The SDK does not provide a dedicated SessionWindow class, but you can emulate session semantics with a RollingWindow and a gap-detection wrapper. A session ends when the gap between consecutive readings exceeds a threshold.


from pyvorin_edge.windows import RollingWindow
from pyvorin_edge.sensors import SensorReading

class SessionWindow:
    def __init__(self, gap_seconds: float, sensor_name: str | None = None):
        self.gap_seconds = gap_seconds
        self.sensor_name = sensor_name
        self.window = RollingWindow(duration_seconds=gap_seconds, sensor_name=sensor_name)
        self._last_ts: float | None = None

    def add_reading(self, reading: SensorReading) -> bool:
        """Returns True if a new session was started."""
        if self._last_ts is not None and (reading.timestamp - self._last_ts) > self.gap_seconds:
            self.window.reset()
            new_session = True
        else:
            new_session = False
        self.window.add_reading(reading)
        self._last_ts = reading.timestamp
        return new_session

    def compute(self):
        return self.window.compute()

session = SessionWindow(gap_seconds=300.0, sensor_name="pir_motion")
for i, ts in enumerate([0, 60, 120, 600, 660]):
    reading = SensorReading("pir_motion", 1717152000.0 + ts, 1.0, "count")
    if session.add_reading(reading):
        print(f"New session started at reading {i}")
  

Window Lifecycle in a Pipeline

When you call pipeline.add_window(), the pipeline instantiates the concrete window object and stores it in _window_objects. During run(), every reading is appended to every window whose sensor_name matches (or is None, meaning "all sensors"). You do not need to manage slide() or reset() manually unless you are using windows outside of a pipeline.

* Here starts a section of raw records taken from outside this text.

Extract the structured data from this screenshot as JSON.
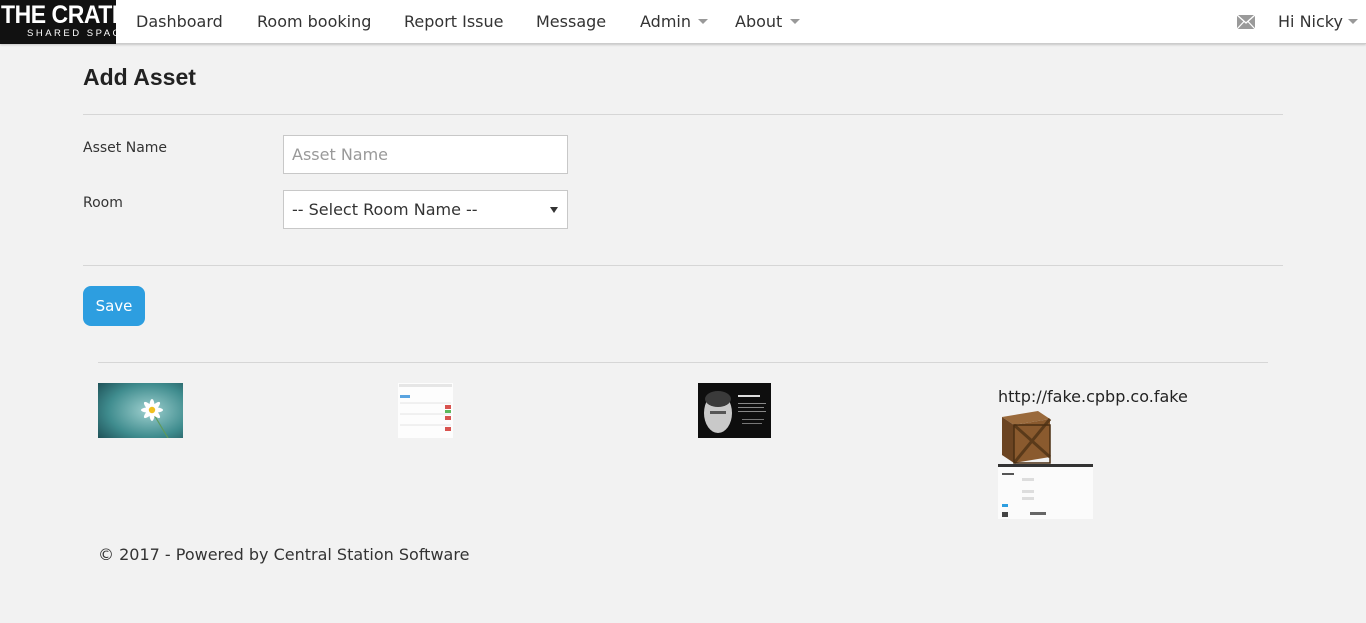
{
  "brand": {
    "logo_main": "THE CRATE",
    "logo_sub": "SHARED SPACE"
  },
  "nav": {
    "items": [
      {
        "label": "Dashboard"
      },
      {
        "label": "Room booking"
      },
      {
        "label": "Report Issue"
      },
      {
        "label": "Message"
      },
      {
        "label": "Admin"
      },
      {
        "label": "About"
      }
    ],
    "mail_icon": "envelope-icon",
    "user_greeting": "Hi Nicky"
  },
  "page": {
    "title": "Add Asset"
  },
  "form": {
    "asset_name_label": "Asset Name",
    "asset_name_placeholder": "Asset Name",
    "asset_name_value": "",
    "room_label": "Room",
    "room_selected": "-- Select Room Name --",
    "save_label": "Save"
  },
  "gallery": {
    "url_text": "http://fake.cpbp.co.fake",
    "images": [
      "daisy-photo",
      "spreadsheet-screenshot",
      "portrait-quote-photo",
      "wooden-crate-image",
      "form-screenshot"
    ]
  },
  "footer": {
    "text": "© 2017 - Powered by Central Station Software"
  },
  "colors": {
    "primary_button": "#2d9ee0",
    "navbar_bg": "#ffffff",
    "page_bg": "#f2f2f2",
    "logo_bg": "#111111"
  }
}
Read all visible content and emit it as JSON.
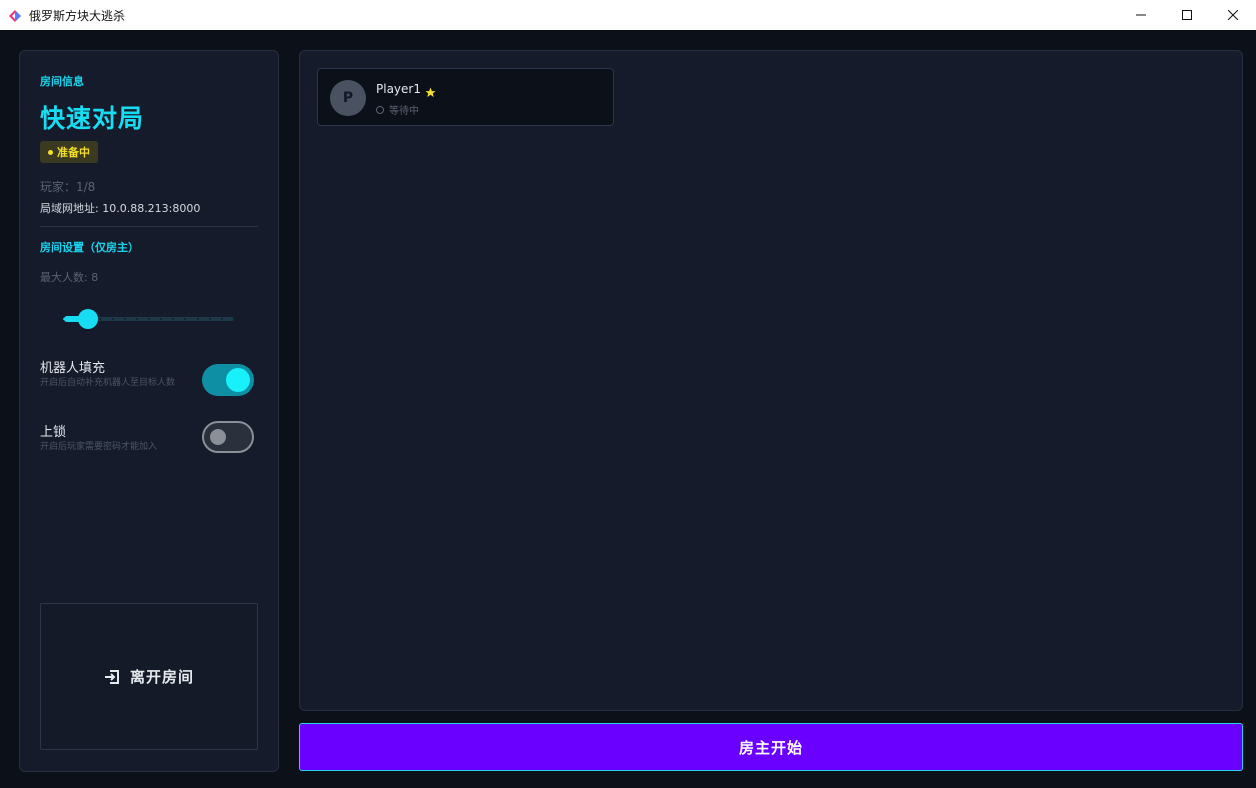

from pyvorin_edge.pipeline import Pipeline, WindowConfig
from pyvorin_edge.sensors import Sensor, SensorType

pipeline = Pipeline("factory_floor")
pipeline.add_sensor(Sensor("press_force", SensorType.PRESSURE, "kN"))
pipeline.add_window(WindowConfig(duration_seconds=60.0,  window_type="tumbling", sensor_name="press_force"))
pipeline.add_window(WindowConfig(duration_seconds=300.0, window_type="rolling",  sensor_name="press_force"))
  

Performance Considerations

  • Window memory grows unbounded until you call reset() or slide(). In long-running edge runtimes, slide windows periodically.
  • Standard deviation uses statistics.stdev (sample stddev, N-1 denominator). For populations, supply a custom aggregation.
  • Custom aggregations are executed synchronously inside compute(). Keep them O(N) or offload heavy math to a background thread.